Agnès Desmazières, historienne, s’est plongée dans les archives de Vatican II et dresse un constat accablant : l’Eglise avait conscience de la gravité des agressions sexuelles et ces violences cléricales ont suscité, dans le cadre de la préparation du concile, un important débat auquel une centaine d’évêques, dont le futur pape Paul VI, ont participé en mai 1962. Elle a relaté cette affaire dans un article du Monde. Les échanges entre les évêques se sont orientés vers la question de l’opportunité même de traiter du sujet au concile.
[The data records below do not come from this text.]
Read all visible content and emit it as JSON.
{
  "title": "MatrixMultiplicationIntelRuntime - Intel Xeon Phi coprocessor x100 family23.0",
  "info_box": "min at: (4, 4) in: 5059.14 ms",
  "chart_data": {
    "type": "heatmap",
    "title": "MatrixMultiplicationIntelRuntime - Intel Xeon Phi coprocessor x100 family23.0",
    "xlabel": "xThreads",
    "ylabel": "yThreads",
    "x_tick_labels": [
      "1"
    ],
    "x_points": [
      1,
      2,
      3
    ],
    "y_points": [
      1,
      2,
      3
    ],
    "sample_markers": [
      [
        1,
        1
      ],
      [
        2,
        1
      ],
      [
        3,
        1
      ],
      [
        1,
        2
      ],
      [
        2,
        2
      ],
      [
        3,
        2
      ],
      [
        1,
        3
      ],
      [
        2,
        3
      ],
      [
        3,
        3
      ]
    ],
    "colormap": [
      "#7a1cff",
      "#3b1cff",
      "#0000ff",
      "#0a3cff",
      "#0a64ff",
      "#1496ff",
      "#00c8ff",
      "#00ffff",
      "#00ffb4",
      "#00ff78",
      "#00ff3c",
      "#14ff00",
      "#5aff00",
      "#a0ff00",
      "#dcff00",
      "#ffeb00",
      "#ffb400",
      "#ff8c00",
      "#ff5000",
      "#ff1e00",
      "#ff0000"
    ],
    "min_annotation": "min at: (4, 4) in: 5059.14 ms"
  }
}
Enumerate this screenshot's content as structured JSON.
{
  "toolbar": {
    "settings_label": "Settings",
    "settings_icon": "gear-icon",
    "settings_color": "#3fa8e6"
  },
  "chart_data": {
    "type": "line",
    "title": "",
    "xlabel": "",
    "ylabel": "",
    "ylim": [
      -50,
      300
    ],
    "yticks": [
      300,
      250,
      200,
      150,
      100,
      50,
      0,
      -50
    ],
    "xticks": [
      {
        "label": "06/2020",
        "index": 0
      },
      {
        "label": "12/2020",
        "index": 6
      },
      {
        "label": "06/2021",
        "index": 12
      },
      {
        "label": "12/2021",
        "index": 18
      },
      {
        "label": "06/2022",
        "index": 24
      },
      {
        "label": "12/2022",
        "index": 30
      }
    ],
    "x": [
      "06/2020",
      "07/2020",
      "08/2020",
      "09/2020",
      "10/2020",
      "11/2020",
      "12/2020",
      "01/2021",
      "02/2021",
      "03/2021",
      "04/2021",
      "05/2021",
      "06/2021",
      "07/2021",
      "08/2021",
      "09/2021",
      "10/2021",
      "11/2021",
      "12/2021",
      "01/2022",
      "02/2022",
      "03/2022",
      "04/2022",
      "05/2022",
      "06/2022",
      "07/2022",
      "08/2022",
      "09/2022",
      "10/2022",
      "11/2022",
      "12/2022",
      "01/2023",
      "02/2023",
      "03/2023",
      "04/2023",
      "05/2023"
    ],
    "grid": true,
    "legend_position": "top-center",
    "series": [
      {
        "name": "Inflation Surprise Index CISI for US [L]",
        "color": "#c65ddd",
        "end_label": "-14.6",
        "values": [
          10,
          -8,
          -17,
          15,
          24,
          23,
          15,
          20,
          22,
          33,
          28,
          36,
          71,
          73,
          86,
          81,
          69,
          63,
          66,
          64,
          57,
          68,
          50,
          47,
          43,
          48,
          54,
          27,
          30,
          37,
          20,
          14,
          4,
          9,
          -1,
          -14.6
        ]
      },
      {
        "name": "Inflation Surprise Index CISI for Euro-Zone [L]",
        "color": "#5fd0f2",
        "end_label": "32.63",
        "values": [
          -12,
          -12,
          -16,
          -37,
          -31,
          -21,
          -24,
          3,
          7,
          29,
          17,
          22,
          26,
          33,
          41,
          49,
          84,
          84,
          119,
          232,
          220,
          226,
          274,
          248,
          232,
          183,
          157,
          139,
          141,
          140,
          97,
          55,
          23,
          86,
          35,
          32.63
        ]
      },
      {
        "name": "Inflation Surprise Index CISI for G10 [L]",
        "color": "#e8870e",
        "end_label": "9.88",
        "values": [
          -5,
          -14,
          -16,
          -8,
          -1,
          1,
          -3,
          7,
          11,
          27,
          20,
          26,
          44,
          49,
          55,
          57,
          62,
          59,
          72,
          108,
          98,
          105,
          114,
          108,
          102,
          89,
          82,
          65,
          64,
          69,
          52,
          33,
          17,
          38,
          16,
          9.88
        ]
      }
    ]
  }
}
Le souci de présenter une image positive de l’Eglise catholique a conduit à occulter le problème.
Au préalable, l’Athénée pontificale salésienne réclamait une pénalisation plus sévère des violences sexuelles sur les mineurs. La proposition de l’université, reprise par la commission pour la discipline du clergé, préparatoire à Vatican II, sert alors de base à la rédaction d’un schéma, de nature juridique, intitulé « Des censures et de leur réserve », destiné à être approuvé au cours du concile. C’est ainsi que les agresseurs sexuels, clercs ou religieux, se verraient excommuniés. Le schéma prévoyait également que l’excommunication soit prononcée latae sententiae, c’est-à-dire qu’elle revête un caractère automatique.
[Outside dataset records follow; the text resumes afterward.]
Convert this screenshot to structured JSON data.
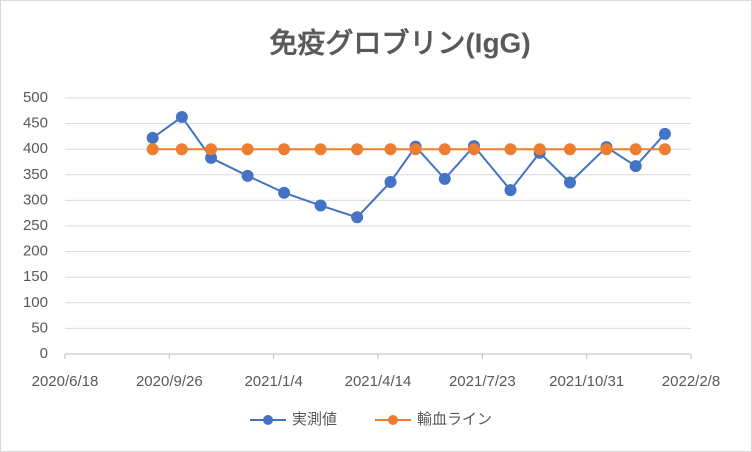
{
  "chart_data": {
    "type": "scatter",
    "title": "免疫グロブリン(IgG)",
    "x": [
      "2020/9/10",
      "2020/10/8",
      "2020/11/5",
      "2020/12/10",
      "2021/1/14",
      "2021/2/18",
      "2021/3/25",
      "2021/4/26",
      "2021/5/20",
      "2021/6/17",
      "2021/7/15",
      "2021/8/19",
      "2021/9/16",
      "2021/10/15",
      "2021/11/19",
      "2021/12/17",
      "2022/1/14"
    ],
    "series": [
      {
        "name": "実測値",
        "color": "#4472c4",
        "values": [
          422,
          463,
          383,
          348,
          315,
          290,
          267,
          336,
          405,
          342,
          406,
          320,
          393,
          335,
          404,
          367,
          430
        ]
      },
      {
        "name": "輸血ライン",
        "color": "#ed7d31",
        "values": [
          400,
          400,
          400,
          400,
          400,
          400,
          400,
          400,
          400,
          400,
          400,
          400,
          400,
          400,
          400,
          400,
          400
        ]
      }
    ],
    "xlim": [
      "2020/6/18",
      "2022/2/8"
    ],
    "xticks": [
      "2020/6/18",
      "2020/9/26",
      "2021/1/4",
      "2021/4/14",
      "2021/7/23",
      "2021/10/31",
      "2022/2/8"
    ],
    "ylim": [
      0,
      500
    ],
    "yticks": [
      0,
      50,
      100,
      150,
      200,
      250,
      300,
      350,
      400,
      450,
      500
    ],
    "grid": true,
    "legend": "bottom"
  }
}
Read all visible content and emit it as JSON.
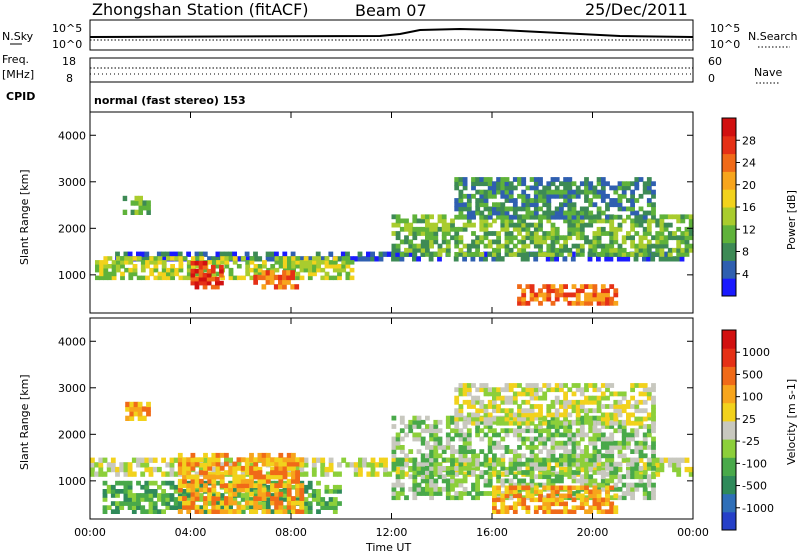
{
  "header": {
    "station": "Zhongshan Station (fitACF)",
    "beam": "Beam 07",
    "date": "25/Dec/2011"
  },
  "params": {
    "nsky_label": "N.Sky",
    "nsky_ticks": [
      "10^5",
      "10^0"
    ],
    "nsearch_label": "N.Search",
    "nsearch_ticks": [
      "10^5",
      "10^0"
    ],
    "freq_label_1": "Freq.",
    "freq_label_2": "[MHz]",
    "freq_ticks": [
      "18",
      "8"
    ],
    "nave_label": "Nave",
    "nave_ticks": [
      "60",
      "0"
    ],
    "cpid_label": "CPID",
    "cpid_text": "normal (fast stereo) 153"
  },
  "chart_data": [
    {
      "type": "heatmap",
      "name": "power-panel",
      "ylabel": "Slant Range [km]",
      "yticks": [
        "4000",
        "3000",
        "2000",
        "1000"
      ],
      "ylim": [
        180,
        4500
      ],
      "xlim_hours": [
        0,
        24
      ],
      "colorbar_label": "Power [dB]",
      "colorbar_ticks": [
        "28",
        "24",
        "20",
        "16",
        "12",
        "8",
        "4"
      ],
      "colors": [
        "#1a1aff",
        "#2f5fb0",
        "#3d8a55",
        "#5fb23a",
        "#a9cc2e",
        "#f2d21c",
        "#f7a51c",
        "#f06a18",
        "#e53016",
        "#d11010"
      ],
      "regions": [
        {
          "x": [
            1.0,
            23.8
          ],
          "y": [
            1300,
            1500
          ],
          "level": 1
        },
        {
          "x": [
            0.2,
            10.5
          ],
          "y": [
            900,
            1400
          ],
          "level": 4
        },
        {
          "x": [
            4.0,
            5.3
          ],
          "y": [
            700,
            1300
          ],
          "level": 8
        },
        {
          "x": [
            6.5,
            8.3
          ],
          "y": [
            700,
            1100
          ],
          "level": 7
        },
        {
          "x": [
            12.0,
            24.0
          ],
          "y": [
            1400,
            2300
          ],
          "level": 3
        },
        {
          "x": [
            14.5,
            22.5
          ],
          "y": [
            2200,
            3100
          ],
          "level": 2
        },
        {
          "x": [
            17.0,
            21.0
          ],
          "y": [
            350,
            800
          ],
          "level": 7
        },
        {
          "x": [
            1.3,
            2.4
          ],
          "y": [
            2300,
            2700
          ],
          "level": 3
        }
      ]
    },
    {
      "type": "heatmap",
      "name": "velocity-panel",
      "ylabel": "Slant Range [km]",
      "yticks": [
        "4000",
        "3000",
        "2000",
        "1000"
      ],
      "ylim": [
        180,
        4500
      ],
      "xlim_hours": [
        0,
        24
      ],
      "colorbar_label": "Velocity [m s-1]",
      "colorbar_ticks": [
        "1000",
        "500",
        "100",
        "25",
        "-25",
        "-100",
        "-500",
        "-1000"
      ],
      "colors": [
        "#2640c8",
        "#2f6fb8",
        "#2f8a5a",
        "#49a94a",
        "#8ccf3a",
        "#c8c8bf",
        "#f2d21c",
        "#f7a51c",
        "#f06a18",
        "#e53016",
        "#d11010"
      ],
      "regions": [
        {
          "x": [
            0.0,
            24.0
          ],
          "y": [
            1100,
            1500
          ],
          "level": 5
        },
        {
          "x": [
            0.5,
            10.0
          ],
          "y": [
            300,
            1000
          ],
          "level": 3
        },
        {
          "x": [
            3.5,
            8.5
          ],
          "y": [
            300,
            1600
          ],
          "level": 7
        },
        {
          "x": [
            12.0,
            22.5
          ],
          "y": [
            600,
            2400
          ],
          "level": 4
        },
        {
          "x": [
            14.5,
            22.5
          ],
          "y": [
            2200,
            3100
          ],
          "level": 5
        },
        {
          "x": [
            1.4,
            2.4
          ],
          "y": [
            2300,
            2700
          ],
          "level": 7
        },
        {
          "x": [
            16.0,
            21.0
          ],
          "y": [
            300,
            900
          ],
          "level": 7
        }
      ]
    }
  ],
  "xaxis": {
    "ticks": [
      "00:00",
      "04:00",
      "08:00",
      "12:00",
      "16:00",
      "20:00",
      "00:00"
    ],
    "label": "Time UT"
  }
}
Avant d’être proposé à la discussion au concile, le schéma est débattu au sein de la commission centrale préparatoire, en vue de déterminer si l’examen du document pouvait être inscrit dans l’agenda conciliaire. Les échanges révèlent alors des attitudes différenciées. Le cardinal de Bordeaux, Paul Richaud (1887-1968), conservateur, considère cette nouvelle peine « très opportune et nécessaire ». Les opposants ont centré leurs attaques sur le risque de scandale que l’annonce d’une telle décision pouvait susciter. Le vicaire de Rome conjecturait ainsi qu’une divulgation de l’ « abomination » des violences sexuelles cléricales causerait « un grand déshonneur pour l’ordre clérical et le célibat ecclésiastique » .
Des évêques manifestaient également leur souci de garder la main sur la sphère de la discipline sexuelle du clergé. Le patriarche d’Antioche voyait dans la nouvelle mesure « un moyen détourné par le Saint-Siège pour contrôler les consciences », tandis que le cardinal Ritter (1892-1967), de Saint Louis, aux Etats-Unis, argumentait en faveur d’une compétence particulière des évêques du fait de leur meilleure connaissance des « circonstances particulières des lieux et des personnes ». De son côté, le futur pape Paul VI ne pris pas parti. Quant au pape Jean XXIII, il ouvre le Concile avec son célèbre discours fustigeant les prophètes de malheurs… Le Concile ne voulait plus condamner, ni les hérésies, ni le communisme, et par conséquent, ni les abus sexuels. Nous connaissons la suite.
Quant aux schémas préparés par la Curie, ils ont été évacués dès le début du Concile par la majorité moderniste. Nombre d’évêques considéraient que, en raison de son caractère juridique, le schéma ne devait pas être traité au concile. La question fut reportée à la rédaction du nouveau Code de droit canonique, qui ne verra le jour que plus de vingt ans plus tard.